Tapi, tampaknya sifat acuh, dan dinginnya benar-benar tak berpengaruh pada Becca. Sebab, sebagaimanapun dia berusaha menjauhinya, seberapa besar pula wanita itu berusaha lebih keras untuk mencari celah agar bisa sekat dengannya.

Yoga berhenti pada sebuah meja yang sengaja ia pesan spesial untuk Pak Munawar. Di sana sudah ada Pak Cipto yang berbincang serius dengan rekan kerjanya itu.

"Oh, Pak Yoga," sapa Pak Munawar, dia pun berdiri, untuk mempersilakan Yoga duduk. Tapi, matanya menangkap Becca, yang sudah berdiri tepat di samping Yoga dengan senyum penuh arti itu. "Lho, ada Bu Becca juga?" tanya Pak Munawar agaknya kaget.

Namun demikian, dia agaknya sedikit paham sekarang. Sebab bagaimanapun, dua anak muda yang ada di depannya ini sering sekali masuk di berita gosip jika telah memiliki suatu hubungan khusus. Mengingat jika Becca adalah teman kuliah Yoga dulu, terlebih ada beberapa hal yang membuat kabar itu sering berhembus. Tentu, sejalan dengan kabar jika Yoga adalah penyiuka sesama jenis.

Sebab mau bagaimana lagi, kencangnya kabar hubungannya dengan Becca, tak dibarengi dengan bukti-bukti jika mereka tengah bersama. Dan kiranya Pak Munawar baru meihat ini, kalau Yoga—Becca jalan berdua di luar jam kantor, terlebih tanpa adanya sosok yang bernama Fabian.

"Oh, mau lunch bareng sama Yoga, Pak," jawab Becca, dengan senyuman penuh arti. Sepertinya, digosipkan dengan Yoga adalah hal yang paling Becca dambakan.

Yoga diam, tak mempedulikan Becca, yang sudah duduk di sampingnya. Dia lebih memilih berbincang serius dengan Pak Munawar. Dan tanpa sengaja, ada sebuah pesan masuk pada ponsel Yoga. Ponsel Yoga yang kebetulan berada di meja itu pun menyala, menampilkan sebuah wallpaper saat layarnya menyala. Sosok wanita, dan itu jelas bukan Becca.

"Wah, Pak, siapa itu?" tanya Pak Munawar, yang tak sengaja melihat gambar seorang wanita di sana.

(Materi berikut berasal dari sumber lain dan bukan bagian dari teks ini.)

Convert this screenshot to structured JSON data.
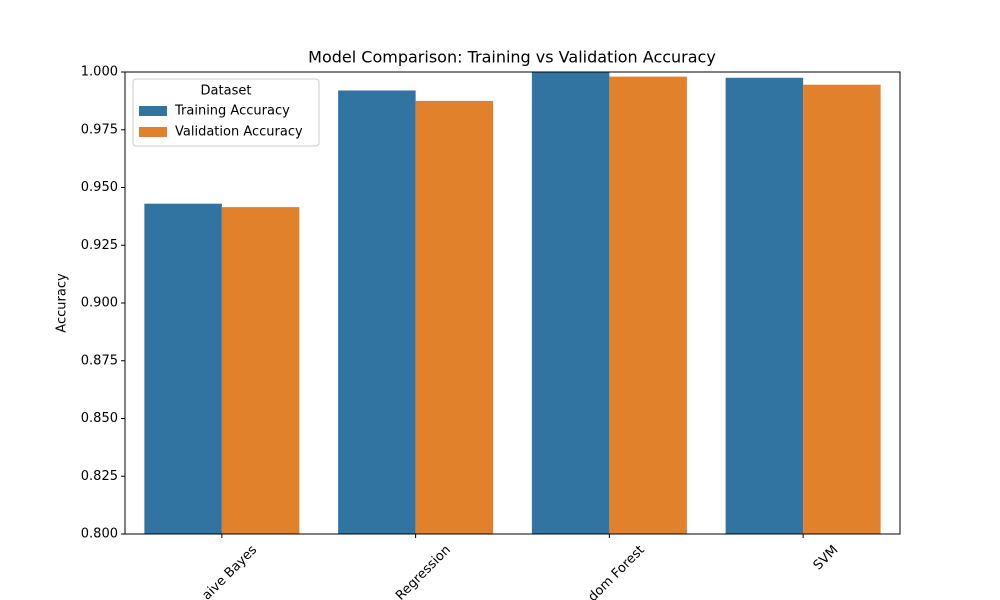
{
  "chart_data": {
    "type": "bar",
    "title": "Model Comparison: Training vs Validation Accuracy",
    "y_label": "Accuracy",
    "categories": [
      "aive Bayes",
      "Regression",
      "dom Forest",
      "SVM"
    ],
    "series": [
      {
        "name": "Training Accuracy",
        "color": "#3274a1",
        "values": [
          0.943,
          0.992,
          1.0,
          0.9975
        ]
      },
      {
        "name": "Validation Accuracy",
        "color": "#e1812c",
        "values": [
          0.9415,
          0.9875,
          0.998,
          0.9945
        ]
      }
    ],
    "legend_title": "Dataset",
    "legend_position": "upper left",
    "ylim": [
      0.8,
      1.0
    ],
    "yticks": [
      {
        "value": 0.8,
        "label": "0.800"
      },
      {
        "value": 0.825,
        "label": "0.825"
      },
      {
        "value": 0.85,
        "label": "0.850"
      },
      {
        "value": 0.875,
        "label": "0.875"
      },
      {
        "value": 0.9,
        "label": "0.900"
      },
      {
        "value": 0.925,
        "label": "0.925"
      },
      {
        "value": 0.95,
        "label": "0.950"
      },
      {
        "value": 0.975,
        "label": "0.975"
      },
      {
        "value": 1.0,
        "label": "1.000"
      }
    ],
    "grid": false
  }
}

Becca yang tahu pertanyaan Pak Munawar itu pun berusaha mencari tahu. Namun sayang, ponsel Yoga sudah dimasukkan ke dalam sakunya.

"Calon istri, ya, Pak?" selidik Pak Munawar. Melihat mimik wajah Yoga tampak lebih rileks dari biasanya, terlebih tepat saat Pak Munawar tanya tentang wanita yang ada di layar ponsel pengusaha muda itu.

"Doakan, Pak," jawabnya kemudian, dengan sedikit tersenyum. Lalu, dia meneguk minuman yang ada di meja. Sepertinya, hanya ditanyai pertanyaan semacam itu sudah cukup membuat Yoga berkeringat. Ya, faktanya wanita itu memang seistimewa itu di hatinya.